The draft written in 1932 and published in The Pargiters (see above) is in many respects the same as the finished "1880" section of The Years. However, Woolf made a number of significant alterations and provided a family tree with specific birth dates for the characters, many of whose ages are only implied in the finished novel. This diagram lists Colonel Pargiter as dying in 1893, while in the novel he survives till 1910, so the birth dates may not be definitive either. Editor Mitchell Leaska notes that, when figuring out the ages of the characters by sums jotted in the margins of the draft, Woolf makes a number of errors in arithmetic, a problem that also afflicts Eleanor in the novel.

- First Essay A version of the lecture that inspired the novel, the opening essay is addressed to an imaginary live audience. It describes a multi-volume novel in progress, called The Pargiters, which purports to trace the history of the family from the year 1800 to 2032. The family is described as "English life at its most normal, most typical, and most representative".
- First Chapter Begins with the heading "Chapter Fifty-Six," going along with the conceit that it is an extract from an existing longer novel. Similar to the scene that introduces the Pargiter children in the novel.
- Second Essay Discusses the reasons for the Pargiter daughters' idleness and lack of education, including the social strictures that stifle the girls' sexual impulses and cause the musically talented Delia to neglect her violin.
- Second Chapter Similar to the passages in the novel describing Rose's trip to the toy store, but dwells in more detail on the shock of the attack and Rose's fear and guilt later that night.
- Third Essay Refers to the attempted sexual assault on Rose as "one of the many kinds of love" and notes that it "raged everywhere outside the drawing room" but was never mentioned in the work of Victorian novelists. Discusses the way the assault strains Rose's relationship with her brother Martin (in this draft called "Bobby") and his greater freedom in sexual matters. Briefly introduces a suffragette character, Nora Graham.
- Third Chapter Similar to Edward's Oxford scene in the finished novel. In a deleted passage, Edward imagines Antigone and Kitty fused into a single glamorous figure and struggles with the urge to masturbate, writing a poem in Greek to calm down. Edward's friend Ashley is called "Jasper Jevons" in this version.
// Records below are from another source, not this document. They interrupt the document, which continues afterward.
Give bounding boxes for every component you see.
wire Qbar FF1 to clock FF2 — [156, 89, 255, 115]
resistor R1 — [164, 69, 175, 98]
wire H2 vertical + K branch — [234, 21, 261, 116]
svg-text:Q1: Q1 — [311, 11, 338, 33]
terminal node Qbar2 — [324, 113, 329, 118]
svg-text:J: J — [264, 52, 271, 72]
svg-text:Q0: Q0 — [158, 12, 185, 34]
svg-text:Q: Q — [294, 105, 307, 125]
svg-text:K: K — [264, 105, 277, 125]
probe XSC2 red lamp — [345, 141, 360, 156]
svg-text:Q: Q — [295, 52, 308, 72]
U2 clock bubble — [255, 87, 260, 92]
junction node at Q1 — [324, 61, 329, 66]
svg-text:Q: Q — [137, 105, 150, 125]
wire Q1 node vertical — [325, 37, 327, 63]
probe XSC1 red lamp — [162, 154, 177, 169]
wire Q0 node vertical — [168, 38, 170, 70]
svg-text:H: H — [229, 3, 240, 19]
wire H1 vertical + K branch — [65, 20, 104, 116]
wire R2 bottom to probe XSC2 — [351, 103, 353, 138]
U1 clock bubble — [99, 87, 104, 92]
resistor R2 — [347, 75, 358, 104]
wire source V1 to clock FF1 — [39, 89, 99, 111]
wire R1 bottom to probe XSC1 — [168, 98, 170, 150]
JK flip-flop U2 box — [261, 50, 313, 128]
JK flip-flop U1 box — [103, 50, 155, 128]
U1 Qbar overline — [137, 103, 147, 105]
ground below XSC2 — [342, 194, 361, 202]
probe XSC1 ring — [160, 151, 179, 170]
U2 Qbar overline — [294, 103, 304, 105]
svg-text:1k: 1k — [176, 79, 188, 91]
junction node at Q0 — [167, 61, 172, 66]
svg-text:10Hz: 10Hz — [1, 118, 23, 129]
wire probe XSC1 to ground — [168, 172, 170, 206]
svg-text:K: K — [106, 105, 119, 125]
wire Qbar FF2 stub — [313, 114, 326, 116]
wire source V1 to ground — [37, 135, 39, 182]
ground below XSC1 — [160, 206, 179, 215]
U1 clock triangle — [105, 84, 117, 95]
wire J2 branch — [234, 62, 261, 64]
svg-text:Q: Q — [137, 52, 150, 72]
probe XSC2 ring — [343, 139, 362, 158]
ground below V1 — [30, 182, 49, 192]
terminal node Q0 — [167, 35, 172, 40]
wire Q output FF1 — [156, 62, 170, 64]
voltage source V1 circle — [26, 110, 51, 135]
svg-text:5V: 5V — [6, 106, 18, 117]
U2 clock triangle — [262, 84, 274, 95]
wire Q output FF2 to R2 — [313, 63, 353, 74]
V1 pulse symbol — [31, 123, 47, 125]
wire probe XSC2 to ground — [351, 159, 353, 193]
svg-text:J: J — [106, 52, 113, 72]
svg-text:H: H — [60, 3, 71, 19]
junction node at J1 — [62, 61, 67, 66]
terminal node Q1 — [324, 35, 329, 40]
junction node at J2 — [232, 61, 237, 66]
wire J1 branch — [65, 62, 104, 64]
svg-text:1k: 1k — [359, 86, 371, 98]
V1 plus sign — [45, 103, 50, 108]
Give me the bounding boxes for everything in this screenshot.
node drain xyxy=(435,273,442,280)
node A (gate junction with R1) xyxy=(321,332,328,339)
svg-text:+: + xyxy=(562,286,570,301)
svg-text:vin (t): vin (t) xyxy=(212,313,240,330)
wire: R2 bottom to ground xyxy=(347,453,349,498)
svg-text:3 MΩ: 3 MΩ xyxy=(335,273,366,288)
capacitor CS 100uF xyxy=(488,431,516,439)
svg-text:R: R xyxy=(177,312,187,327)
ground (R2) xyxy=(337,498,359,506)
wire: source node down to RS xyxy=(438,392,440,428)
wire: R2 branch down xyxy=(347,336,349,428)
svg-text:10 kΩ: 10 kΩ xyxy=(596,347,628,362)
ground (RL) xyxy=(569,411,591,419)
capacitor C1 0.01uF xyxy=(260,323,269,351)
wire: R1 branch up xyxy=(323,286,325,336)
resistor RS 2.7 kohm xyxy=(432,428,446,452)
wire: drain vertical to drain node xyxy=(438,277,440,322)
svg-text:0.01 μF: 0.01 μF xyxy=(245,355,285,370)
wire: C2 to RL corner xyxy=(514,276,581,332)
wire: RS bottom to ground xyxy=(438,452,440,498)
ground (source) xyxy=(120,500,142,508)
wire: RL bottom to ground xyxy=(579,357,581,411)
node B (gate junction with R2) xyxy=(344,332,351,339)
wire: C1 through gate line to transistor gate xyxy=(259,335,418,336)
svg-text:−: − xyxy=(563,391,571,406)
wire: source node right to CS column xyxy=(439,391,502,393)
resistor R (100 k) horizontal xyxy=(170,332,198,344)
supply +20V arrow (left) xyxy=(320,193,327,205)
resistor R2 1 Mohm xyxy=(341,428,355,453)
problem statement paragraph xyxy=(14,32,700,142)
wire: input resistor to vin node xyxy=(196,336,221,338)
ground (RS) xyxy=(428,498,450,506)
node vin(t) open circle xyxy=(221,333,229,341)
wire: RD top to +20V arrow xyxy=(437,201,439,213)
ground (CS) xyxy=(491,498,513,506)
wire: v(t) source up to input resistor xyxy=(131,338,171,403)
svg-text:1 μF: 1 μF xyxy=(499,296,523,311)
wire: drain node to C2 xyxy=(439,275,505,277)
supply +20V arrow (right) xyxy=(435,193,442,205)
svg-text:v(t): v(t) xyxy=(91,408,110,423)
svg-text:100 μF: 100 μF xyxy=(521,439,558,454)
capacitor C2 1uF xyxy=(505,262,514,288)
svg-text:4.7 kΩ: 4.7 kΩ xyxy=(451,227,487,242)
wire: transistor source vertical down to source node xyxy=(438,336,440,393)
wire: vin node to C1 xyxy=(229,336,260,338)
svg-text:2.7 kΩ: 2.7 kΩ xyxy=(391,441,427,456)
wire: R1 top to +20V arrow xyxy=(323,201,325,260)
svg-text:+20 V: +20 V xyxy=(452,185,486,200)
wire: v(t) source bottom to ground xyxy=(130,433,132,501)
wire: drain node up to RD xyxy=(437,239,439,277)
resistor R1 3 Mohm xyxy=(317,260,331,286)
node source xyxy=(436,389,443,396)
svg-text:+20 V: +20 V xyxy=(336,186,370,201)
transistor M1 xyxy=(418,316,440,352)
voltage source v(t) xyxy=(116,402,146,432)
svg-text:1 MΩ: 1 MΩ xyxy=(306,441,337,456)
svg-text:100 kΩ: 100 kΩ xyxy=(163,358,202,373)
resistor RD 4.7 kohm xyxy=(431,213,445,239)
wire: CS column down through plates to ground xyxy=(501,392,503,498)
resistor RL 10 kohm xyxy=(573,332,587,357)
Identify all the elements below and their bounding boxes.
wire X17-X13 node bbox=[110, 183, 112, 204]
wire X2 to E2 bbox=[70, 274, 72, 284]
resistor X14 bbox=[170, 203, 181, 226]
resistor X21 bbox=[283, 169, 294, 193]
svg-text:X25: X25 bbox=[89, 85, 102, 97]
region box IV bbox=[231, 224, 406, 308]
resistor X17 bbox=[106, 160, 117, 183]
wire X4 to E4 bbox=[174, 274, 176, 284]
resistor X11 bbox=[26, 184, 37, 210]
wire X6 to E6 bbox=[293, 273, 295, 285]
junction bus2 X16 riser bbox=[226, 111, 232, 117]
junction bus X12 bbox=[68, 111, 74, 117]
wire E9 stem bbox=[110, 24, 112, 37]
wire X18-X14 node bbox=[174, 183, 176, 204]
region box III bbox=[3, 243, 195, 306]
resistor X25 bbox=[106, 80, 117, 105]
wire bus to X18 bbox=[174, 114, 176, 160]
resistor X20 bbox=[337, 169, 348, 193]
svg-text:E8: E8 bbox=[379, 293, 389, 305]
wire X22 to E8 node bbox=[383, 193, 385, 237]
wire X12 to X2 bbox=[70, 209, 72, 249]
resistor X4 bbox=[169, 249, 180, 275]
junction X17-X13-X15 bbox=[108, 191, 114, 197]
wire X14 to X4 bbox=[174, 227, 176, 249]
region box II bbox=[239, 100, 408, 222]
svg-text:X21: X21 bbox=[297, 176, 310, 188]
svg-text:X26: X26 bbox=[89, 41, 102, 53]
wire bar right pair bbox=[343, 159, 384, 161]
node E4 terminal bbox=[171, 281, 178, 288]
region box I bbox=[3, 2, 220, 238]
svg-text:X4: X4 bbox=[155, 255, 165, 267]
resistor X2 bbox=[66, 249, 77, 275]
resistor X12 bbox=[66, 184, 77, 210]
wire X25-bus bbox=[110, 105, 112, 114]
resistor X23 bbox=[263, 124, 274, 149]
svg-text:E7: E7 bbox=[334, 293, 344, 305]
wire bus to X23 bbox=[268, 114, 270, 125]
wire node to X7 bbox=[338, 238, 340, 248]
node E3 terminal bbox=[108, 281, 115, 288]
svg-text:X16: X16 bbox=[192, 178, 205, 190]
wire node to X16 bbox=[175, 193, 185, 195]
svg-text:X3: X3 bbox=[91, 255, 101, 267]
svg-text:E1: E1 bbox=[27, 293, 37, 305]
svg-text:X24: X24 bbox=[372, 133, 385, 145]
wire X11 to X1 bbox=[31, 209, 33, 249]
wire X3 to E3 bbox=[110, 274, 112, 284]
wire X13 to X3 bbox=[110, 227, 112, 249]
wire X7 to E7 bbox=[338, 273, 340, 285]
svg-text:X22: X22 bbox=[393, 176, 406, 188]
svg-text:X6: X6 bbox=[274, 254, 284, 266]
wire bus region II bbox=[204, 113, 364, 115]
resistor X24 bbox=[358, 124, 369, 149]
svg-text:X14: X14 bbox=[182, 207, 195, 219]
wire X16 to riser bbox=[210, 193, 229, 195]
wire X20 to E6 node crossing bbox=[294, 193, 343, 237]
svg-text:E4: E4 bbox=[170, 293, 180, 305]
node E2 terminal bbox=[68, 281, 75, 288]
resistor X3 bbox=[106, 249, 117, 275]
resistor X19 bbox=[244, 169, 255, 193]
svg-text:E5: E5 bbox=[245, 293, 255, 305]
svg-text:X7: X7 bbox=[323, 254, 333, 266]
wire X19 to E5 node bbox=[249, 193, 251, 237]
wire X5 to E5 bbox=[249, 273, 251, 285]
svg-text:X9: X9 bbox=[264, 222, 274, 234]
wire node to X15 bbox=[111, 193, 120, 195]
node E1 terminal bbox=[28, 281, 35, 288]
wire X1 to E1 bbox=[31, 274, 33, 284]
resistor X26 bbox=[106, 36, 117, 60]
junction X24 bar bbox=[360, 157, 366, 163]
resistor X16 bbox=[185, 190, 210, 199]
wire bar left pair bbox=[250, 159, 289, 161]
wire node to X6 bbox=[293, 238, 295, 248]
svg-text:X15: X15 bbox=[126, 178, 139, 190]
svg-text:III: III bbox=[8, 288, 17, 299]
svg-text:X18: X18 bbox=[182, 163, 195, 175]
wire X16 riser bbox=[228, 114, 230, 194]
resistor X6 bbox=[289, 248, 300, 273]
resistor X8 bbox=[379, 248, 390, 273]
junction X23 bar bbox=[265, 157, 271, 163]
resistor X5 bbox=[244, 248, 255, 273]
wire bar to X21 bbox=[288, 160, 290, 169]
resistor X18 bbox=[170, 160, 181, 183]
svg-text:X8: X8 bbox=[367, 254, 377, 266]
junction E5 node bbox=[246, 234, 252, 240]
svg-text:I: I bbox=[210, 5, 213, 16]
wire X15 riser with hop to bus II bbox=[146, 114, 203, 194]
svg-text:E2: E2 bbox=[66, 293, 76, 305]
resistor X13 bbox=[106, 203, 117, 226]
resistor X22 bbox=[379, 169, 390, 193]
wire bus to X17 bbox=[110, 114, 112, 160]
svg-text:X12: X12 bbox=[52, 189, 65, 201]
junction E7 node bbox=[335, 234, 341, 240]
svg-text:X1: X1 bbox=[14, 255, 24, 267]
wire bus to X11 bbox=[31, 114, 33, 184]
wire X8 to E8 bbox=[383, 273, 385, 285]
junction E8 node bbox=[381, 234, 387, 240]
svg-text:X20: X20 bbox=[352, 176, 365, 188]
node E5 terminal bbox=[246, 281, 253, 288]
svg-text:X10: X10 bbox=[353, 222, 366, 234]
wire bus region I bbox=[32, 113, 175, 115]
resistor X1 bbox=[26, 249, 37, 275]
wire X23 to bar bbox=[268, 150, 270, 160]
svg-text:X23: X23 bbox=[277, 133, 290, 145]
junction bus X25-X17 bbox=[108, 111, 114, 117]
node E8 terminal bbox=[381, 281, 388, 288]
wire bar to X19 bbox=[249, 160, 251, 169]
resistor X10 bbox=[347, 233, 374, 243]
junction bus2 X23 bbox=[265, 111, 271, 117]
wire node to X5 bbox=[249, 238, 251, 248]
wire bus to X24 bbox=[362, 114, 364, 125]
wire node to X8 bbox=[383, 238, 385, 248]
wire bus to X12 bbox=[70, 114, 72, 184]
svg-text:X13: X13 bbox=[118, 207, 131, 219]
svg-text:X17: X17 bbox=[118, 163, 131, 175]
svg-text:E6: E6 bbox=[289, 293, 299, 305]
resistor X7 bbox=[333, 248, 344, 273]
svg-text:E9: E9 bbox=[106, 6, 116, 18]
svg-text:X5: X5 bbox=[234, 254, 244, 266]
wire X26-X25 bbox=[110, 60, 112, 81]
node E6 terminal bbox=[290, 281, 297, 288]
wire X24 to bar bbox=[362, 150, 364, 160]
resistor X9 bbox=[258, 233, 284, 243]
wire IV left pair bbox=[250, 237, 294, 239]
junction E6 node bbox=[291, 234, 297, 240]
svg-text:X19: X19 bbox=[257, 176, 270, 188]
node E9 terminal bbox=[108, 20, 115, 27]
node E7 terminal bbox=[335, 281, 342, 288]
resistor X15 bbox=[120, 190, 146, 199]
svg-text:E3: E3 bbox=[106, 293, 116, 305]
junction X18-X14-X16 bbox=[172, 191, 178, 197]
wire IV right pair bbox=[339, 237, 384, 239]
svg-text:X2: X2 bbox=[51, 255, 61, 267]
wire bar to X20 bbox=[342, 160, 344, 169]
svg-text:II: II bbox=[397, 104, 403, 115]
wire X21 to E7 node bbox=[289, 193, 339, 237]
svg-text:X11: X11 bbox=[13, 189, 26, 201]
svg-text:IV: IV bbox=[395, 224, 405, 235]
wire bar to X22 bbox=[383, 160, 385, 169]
- Fourth Essay Describes the centuries-long tradition of all-male education at Oxford and its influence on Edward's sexual life, contrasted with the limited education available to women. Here Ashley/Jevons is called "Tony Ashton," and once in the following chapter Tony Ashton is called "Tony Ashley," suggesting that these various names originally referred to a single character in Woolf's mind. It is specified that Edward and Kitty's mothers are cousins, a relationship left unstated in the novel.
- Fourth Chapter Similar to Kitty's introductory scenes in the novel. There is more detail on her dislike for (and sympathy with) Tony Ashton's effeminacy. It's revealed that Kitty's mother comes of Yorkshire farming stock, and Kitty recalls with pleasure being kissed under a haystack by a farmer's son.
- Fifth Essay More detail on Kitty's awkward closeness with her teacher Lucy Craddock, Miss Craddock's own frustrated academic hopes, and the reaction of male academics to intellectual women. Miss Craddock has another less pretty and more studious pupil named Nelly Hughes, of the family who in the novel are called "the Robsons."
- Fifth Chapter Similar to the scene of Kitty's visit to the Robsons (here changed from "the Hughes" to "the Brooks"), who are determined that Nelly will succeed academically. Kitty enjoys sharing Yorkshire roots with the mother, and more detail is given on her attraction to the son of the family. The chapter ends with Kitty determined to leave Oxford and become a farmer's wife.
- Sixth Essay Discusses the genteel feminine ideal to which Kitty and her mother must aspire, and contrasts it with the sincere respect for women of the working-class Mr. Brook. Ends in praise of Joseph Wright, a real-life scholar whose collaboration with his wife Woolf admired.